Sergeant White will be the seventh living recipient to be awarded the Medal of Honor for actions in Iraq or Afghanistan. He and his family will join the President at the White House to commemorate his example of selfless service.
Former Sergeant Kyle J. White separated from the Army on July 8, 2011. He currently lives in Charlotte, NC, where he works as an Investment Analyst.
Sergeant White enlisted in the Army in February 2006 as an Infantryman. After completion of training at Ft Benning, he was assigned to Vicenza, Italy, with 2nd Battalion (Airborne) 503rd Infantry “The Rock” as a grenadier and rifleman which included a combat tour to Afghanistan from May 2007 until August 2008. Following Italy, Kyle was assigned as an opposing forces Sergeant with the Ranger Training Battalion at Ft Benning.

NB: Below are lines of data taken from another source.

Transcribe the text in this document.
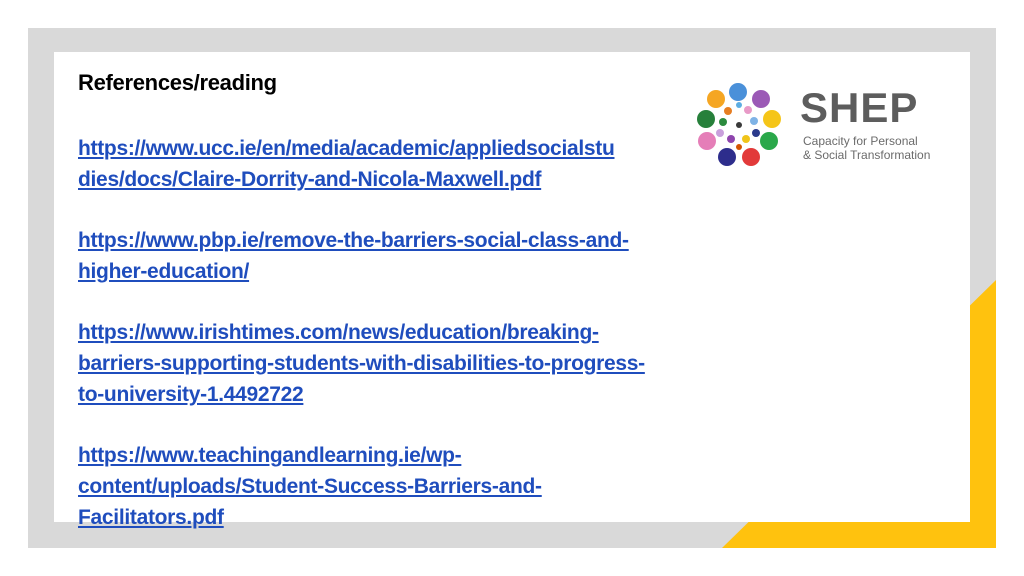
References/reading
https://www.ucc.ie/en/media/academic/appliedsocialstu
dies/docs/Claire-Dorrity-and-Nicola-Maxwell.pdf
https://www.pbp.ie/remove-the-barriers-social-class-and-
higher-education/
https://www.irishtimes.com/news/education/breaking-
barriers-supporting-students-with-disabilities-to-progress-
to-university-1.4492722
https://www.teachingandlearning.ie/wp-
content/uploads/Student-Success-Barriers-and-
Facilitators.pdf
SHEP
Capacity for Personal
& Social Transformation
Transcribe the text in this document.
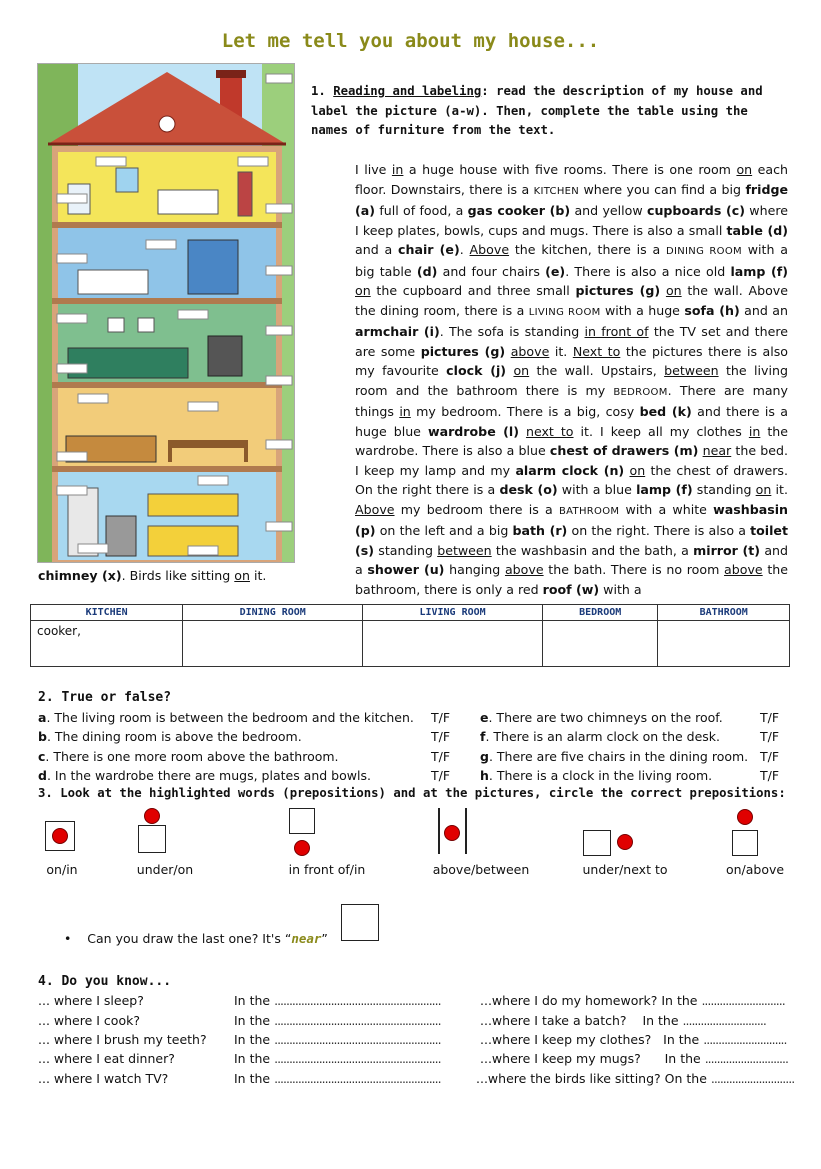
Let me tell you about my house...
1. Reading and labeling: read the description of my house and label the picture (a-w). Then, complete the table using the names of furniture from the text.

I live in a huge house with five rooms. There is one room on each floor. Downstairs, there is a KITCHEN where you can find a big fridge (a) full of food, a gas cooker (b) and yellow cupboards (c) where I keep plates, bowls, cups and mugs. There is also a small table (d) and a chair (e). Above the kitchen, there is a DINING ROOM with a big table (d) and four chairs (e). There is also a nice old lamp (f) on the cupboard and three small pictures (g) on the wall. Above the dining room, there is a LIVING ROOM with a huge sofa (h) and an armchair (i). The sofa is standing in front of the TV set and there are some pictures (g) above it. Next to the pictures there is also my favourite clock (j) on the wall. Upstairs, between the living room and the bathroom there is my BEDROOM. There are many things in my bedroom. There is a big, cosy bed (k) and there is a huge blue wardrobe (l) next to it. I keep all my clothes in the wardrobe. There is also a blue chest of drawers (m) near the bed. I keep my lamp and my alarm clock (n) on the chest of drawers. On the right there is a desk (o) with a blue lamp (f) standing on it. Above my bedroom there is a BATHROOM with a white washbasin (p) on the left and a big bath (r) on the right. There is also a toilet (s) standing between the washbasin and the bath, a mirror (t) and a shower (u) hanging above the bath. There is no room above the bathroom, there is only a red roof (w) with a

chimney (x). Birds like sitting on it.
KITCHEN	DINING ROOM	LIVING ROOM	BEDROOM	BATHROOM
cooker,				
2. True or false?
a. The living room is between the bedroom and the kitchen. T/F
b. The dining room is above the bedroom.	T/F
c. There is one more room above the bathroom.	T/F
d. In the wardrobe there are mugs, plates and bowls.	T/F
e. There are two chimneys on the roof.	T/F
f. There is an alarm clock on the desk.	T/F
g. There are five chairs in the dining room. T/F
h. There is a clock in the living room.	T/F
3. Look at the highlighted words (prepositions) and at the pictures, circle the correct prepositions:
on/in	under/on	in front of/in	above/between	under/next to	on/above
•    Can you draw the last one? It's “near”
4. Do you know...
... where I sleep?	In the ........................................................
... where I cook?	In the ........................................................
... where I brush my teeth? In the ........................................................
... where I eat dinner?	In the ........................................................
... where I watch TV?	In the ........................................................
...where I do my homework? In the ............................
...where I take a batch? In the ............................
...where I keep my clothes? In the ............................
...where I keep my mugs? In the ............................
...where the birds like sitting? On the ............................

Sergeant White deployed in support of the War on Terror with one tour to Afghanistan.
At the time of the November 9, 2007 combat engagement, then-Specialist White was a Platoon Radio Telephone Operator assigned to C Company, 2nd Battalion (Airborne), 503rd Infantry Regiment, 173rd Airborne Brigade. His heroic actions were performed during a dismounted movement in mountainous terrain in Aranas, Afghanistan.
White’s awards and decorations include the Purple Heart, the Army Commendation Medal with one oak leaf cluster and “V” device, the Army Achievement Medal with one oak leaf cluster, the Army Good Conduct Medal, the National Defense Service Medal, the Afghanistan Campaign Medal with one campaign star, the Global War on Terrorism Medal, the Non-Commissioned Officer Professional Development Ribbon, the Army Service Ribbon, the Overseas Service Ribbon with numeral “2” device, the NATO Medal, the Combat Infantry Badge, the Parachutists Badge, the Air Assault Badge, the Presidential Unit Citation, and the Valorous Unit Award.
The battle for which White is being honored was a textbook ambush by an enemy that vastly outnumbered the Americans and their Afghan comrades. Between firing his rifle, scrambling to retrieve wounded comrades and having his thoughts scrambled by two close explosions, White told commanders what was happening, according to an Army account.
“All of Afghanistan was listening to his call sign, Charlie One Six Romeo,” says Col. William Ostlund, then-commander of the battalion in which White served as a specialist.
“So when his platoon leader was killed, Charlie One Six Romeo was instrumental in controlling every single thing, from the fixed-wing bombers to the helicopter attack to the indirect (mortar and artillery) fire to treating casualties,” Ostlund says.
Fourteen Americans and a squad of Afghan National Army soldiers were attacked while strung out single file along a narrow trail devoid of cover. Scores of Taliban fighters crouched on the opposite side of the valley or were concealed ahead down the trail or on the ridge above. They opened fire at 3:30 p.m. as the setting sun was in the soldiers’ eyes. Many of the attackers were in shadows, all but invisible to the Americans.
The Taliban even videoed the action so they could turn it into a propaganda film. But the battle all but escaped notice in American media.